Context infrastructure is defined as code as [AWS CDK](https://aws.amazon.com/cdk/) apps. For examples, take a look at the `packages/cdk` folder. When 
deployed a context will produce one or more stacks in Cloudformation. Details can be viewed in the Cloudformation console
or with the AWS CLI.

A context includes an endpoint compliant with the [GA4GH WES API](https://ga4gh.github.io/workflow-execution-service-schemas/docs/). This API is how Amazon Genomics CLI submits workflows to the context. The
context also contains one or more workflow engines. These may either be deployed as long-running services as is the case
with Cromwell or as "head" jobs that are responsible for a single workflow, as is the case for NextFlow. Engines run as
"head" jobs are started and stopped on demand thereby saving resources.

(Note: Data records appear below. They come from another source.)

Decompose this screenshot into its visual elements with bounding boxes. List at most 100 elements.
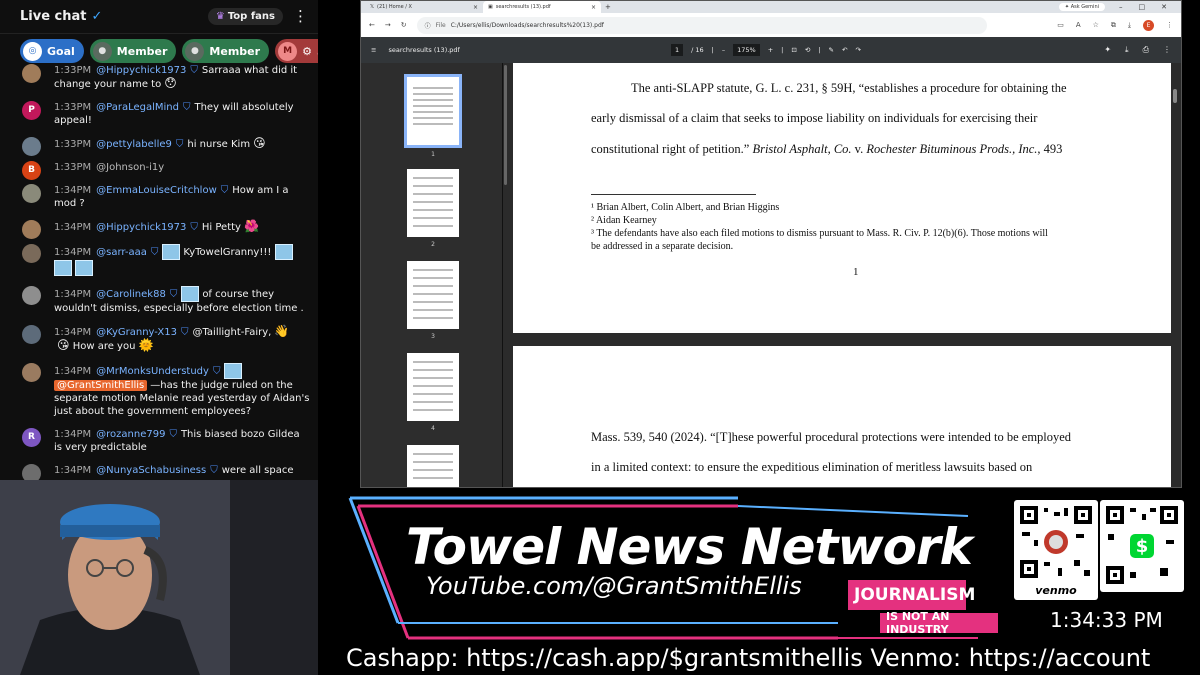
chat-message[interactable]: 1:34PM @sarr-aaa ⛉ KyTowelGranny!!! (0, 244, 318, 276)
maximize-button[interactable]: □ (1139, 3, 1146, 11)
pdf-page-controls: 1 / 16 | – 175% + | ⊡ ⟲ | ✎ ↶ ↷ (671, 37, 861, 63)
verified-shield-icon: ⛉ (175, 139, 184, 150)
new-tab-button[interactable]: + (605, 3, 611, 11)
thumbnail-sidebar[interactable]: 1 2 3 4 (361, 63, 503, 487)
message-author[interactable]: @MrMonksUnderstudy (96, 366, 209, 377)
avatar[interactable] (22, 184, 41, 203)
member-chip[interactable]: ● Member (182, 39, 270, 63)
zoom-in-button[interactable]: + (768, 46, 773, 54)
tab-pdf[interactable]: ▣ searchresults (13).pdf × (483, 1, 601, 13)
fit-page-icon[interactable]: ⊡ (791, 46, 796, 54)
avatar[interactable]: P (22, 101, 41, 120)
message-author[interactable]: @NunyaSchabusiness (96, 465, 206, 476)
page-thumbnail[interactable] (407, 169, 459, 237)
member-chip[interactable]: ● Member (89, 39, 177, 63)
chat-message[interactable]: 1:34PM @Hippychick1973 ⛉ Hi Petty 🌺 (0, 220, 318, 239)
back-icon[interactable]: ← (369, 21, 375, 29)
message-author[interactable]: @sarr-aaa (96, 247, 147, 258)
avatar[interactable] (22, 244, 41, 263)
hamburger-menu-icon[interactable]: ≡ (371, 46, 376, 54)
thumbnail-scrollbar[interactable] (504, 65, 507, 185)
avatar[interactable] (22, 64, 41, 83)
message-author[interactable]: @pettylabelle9 (96, 139, 172, 150)
menu-icon[interactable]: ⋮ (1166, 21, 1173, 29)
avatar[interactable]: B (22, 161, 41, 180)
chat-message[interactable]: 1:33PM @pettylabelle9 ⛉ hi nurse Kim 😘 (0, 137, 318, 156)
chat-message[interactable]: 1:34PM @EmmaLouiseCritchlow ⛉ How am I a mo… (0, 184, 318, 210)
page-thumbnail[interactable] (407, 445, 459, 487)
streamer-image (0, 480, 318, 675)
window-controls: – □ ✕ (1105, 3, 1181, 11)
qr-code-graphic (1020, 506, 1092, 578)
zoom-input[interactable]: 175% (733, 44, 760, 56)
close-icon[interactable]: × (473, 4, 478, 11)
avatar[interactable] (22, 363, 41, 382)
avatar[interactable] (22, 220, 41, 239)
chevron-down-icon[interactable]: ✓ (92, 9, 103, 24)
extensions-icon[interactable]: ⧉ (1111, 21, 1116, 30)
ask-gemini-button[interactable]: ✦ Ask Gemini (1058, 3, 1105, 11)
gemini-icon[interactable]: ✦ (1104, 45, 1111, 55)
message-author[interactable]: @EmmaLouiseCritchlow (96, 185, 217, 196)
chat-message[interactable]: 1:34PM @MrMonksUnderstudy ⛉ @GrantSmithEll… (0, 363, 318, 418)
page-thumbnail[interactable] (407, 353, 459, 421)
forward-icon[interactable]: → (385, 21, 391, 29)
redo-icon[interactable]: ↷ (855, 46, 860, 54)
close-icon[interactable]: × (591, 4, 596, 11)
undo-icon[interactable]: ↶ (842, 46, 847, 54)
chat-message[interactable]: B 1:33PM @Johnson-i1y (0, 161, 318, 180)
message-author[interactable]: @rozanne799 (96, 429, 165, 440)
gift-count: 5 (317, 45, 318, 58)
message-author[interactable]: @Hippychick1973 (96, 65, 186, 76)
address-bar[interactable]: ⓘ File C:/Users/ellis/Downloads/searchre… (416, 16, 987, 34)
page-thumbnail[interactable] (404, 74, 462, 148)
chat-title[interactable]: Live chat (20, 9, 87, 24)
pdf-toolbar: ≡ searchresults (13).pdf 1 / 16 | – 175%… (361, 37, 1181, 63)
print-icon[interactable]: ⎙ (1143, 45, 1149, 55)
tab-x-home[interactable]: 𝕏 (21) Home / X × (365, 1, 483, 13)
minimize-button[interactable]: – (1119, 3, 1123, 11)
message-author[interactable]: @Johnson-i1y (96, 162, 164, 173)
rotate-icon[interactable]: ⟲ (805, 46, 810, 54)
more-options-icon[interactable]: ⋮ (293, 9, 308, 24)
chat-message[interactable]: 1:34PM @KyGranny-X13 ⛉ @Taillight-Fairy, 👋 😘… (0, 325, 318, 353)
download-icon[interactable]: ⤓ (1128, 21, 1131, 30)
gift-chip[interactable]: M ⚙ 5 (275, 39, 318, 63)
cast-icon[interactable]: ▭ (1057, 21, 1064, 29)
url-text[interactable]: C:/Users/ellis/Downloads/searchresults%2… (451, 22, 604, 29)
top-fans-button[interactable]: ♛ Top fans (207, 8, 283, 25)
avatar[interactable] (22, 325, 41, 344)
message-author[interactable]: @Hippychick1973 (96, 222, 186, 233)
bookmark-star-icon[interactable]: ☆ (1093, 21, 1099, 29)
close-window-button[interactable]: ✕ (1161, 3, 1167, 11)
reload-icon[interactable]: ↻ (401, 21, 407, 29)
avatar[interactable] (22, 286, 41, 305)
mention-tag[interactable]: @GrantSmithEllis (54, 380, 148, 391)
chat-message[interactable]: 1:34PM @NunyaSchabusiness ⛉ were all space (0, 464, 318, 480)
goal-chip[interactable]: ◎ Goal (20, 39, 84, 63)
zoom-out-button[interactable]: – (722, 46, 725, 54)
message-author[interactable]: @KyGranny-X13 (96, 327, 177, 338)
avatar[interactable]: R (22, 428, 41, 447)
pdf-viewer[interactable]: 1 2 3 4 The anti-SLAPP statute, G. L. c.… (361, 63, 1181, 487)
chat-message[interactable]: 1:34PM @Carolinek88 ⛉ of course they wouldn… (0, 286, 318, 315)
page-thumbnail[interactable] (407, 261, 459, 329)
document-scrollbar[interactable] (1173, 89, 1177, 103)
annotate-icon[interactable]: ✎ (828, 46, 833, 54)
chat-message[interactable]: P 1:33PM @ParaLegalMind ⛉ They will absolut… (0, 101, 318, 127)
page-number: 1 (853, 266, 859, 278)
document-text-line: Mass. 539, 540 (2024). “[T]hese powerful… (591, 430, 1072, 444)
avatar[interactable] (22, 464, 41, 480)
crown-icon: ♛ (215, 11, 225, 22)
more-options-icon[interactable]: ⋮ (1163, 45, 1171, 55)
avatar[interactable] (22, 137, 41, 156)
chat-message[interactable]: 1:33PM @Hippychick1973 ⛉ Sarraaa what did i… (0, 64, 318, 91)
page-number-input[interactable]: 1 (671, 44, 684, 56)
translate-icon[interactable]: A (1076, 21, 1081, 29)
profile-avatar[interactable]: E (1143, 19, 1154, 31)
message-author[interactable]: @Carolinek88 (96, 289, 166, 300)
chat-message[interactable]: R 1:34PM @rozanne799 ⛉ This biased bozo Gil… (0, 428, 318, 454)
message-author[interactable]: @ParaLegalMind (96, 102, 179, 113)
download-icon[interactable]: ⤓ (1125, 45, 1129, 55)
chat-message-list[interactable]: 1:33PM @Hippychick1973 ⛉ Sarraaa what did i… (0, 64, 318, 480)
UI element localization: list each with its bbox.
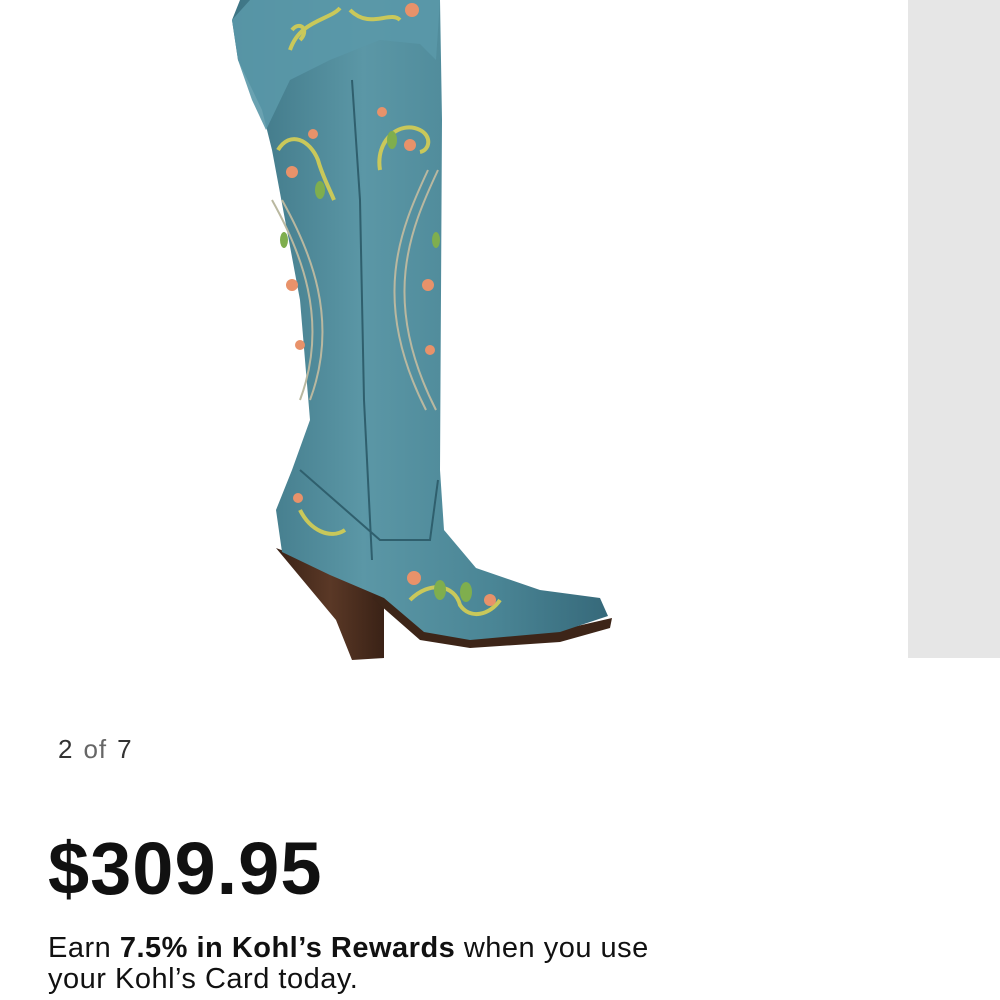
boot-shaft-shape <box>232 0 608 640</box>
product-price: $309.95 <box>48 827 323 910</box>
rewards-message: Earn 7.5% in Kohl’s Rewards when you use… <box>48 933 668 995</box>
image-carousel[interactable] <box>0 0 1000 660</box>
rewards-highlight: 7.5% in Kohl’s Rewards <box>119 932 456 964</box>
image-counter-total: 7 <box>117 734 133 764</box>
image-counter-separator: of <box>83 734 108 764</box>
current-slide[interactable] <box>0 0 908 660</box>
image-counter: 2 of 7 <box>58 734 133 765</box>
product-image-boot[interactable] <box>0 0 908 660</box>
next-slide-peek[interactable] <box>908 0 1000 658</box>
product-page: 2 of 7 $309.95 Earn 7.5% in Kohl’s Rewards… <box>0 0 1000 1000</box>
rewards-prefix: Earn <box>48 932 120 964</box>
image-counter-current: 2 <box>58 734 74 764</box>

### Updating Launch Templates

Changes to EC2 LaunchTemplates in CDK result in a new LaunchTemplate version when the infrastructure is updated. Currently,
CDK is unable to also update the default version of the template. In addition, any existing AWS Batch Compute Environments
will not be updated to use the new LaunchTemplate version. Because of this, whenever a LaunchTemplate is updated in CDK
code we recommend destroying any relevant running contexts and redeploying them. An update will *NOT* be sufficient.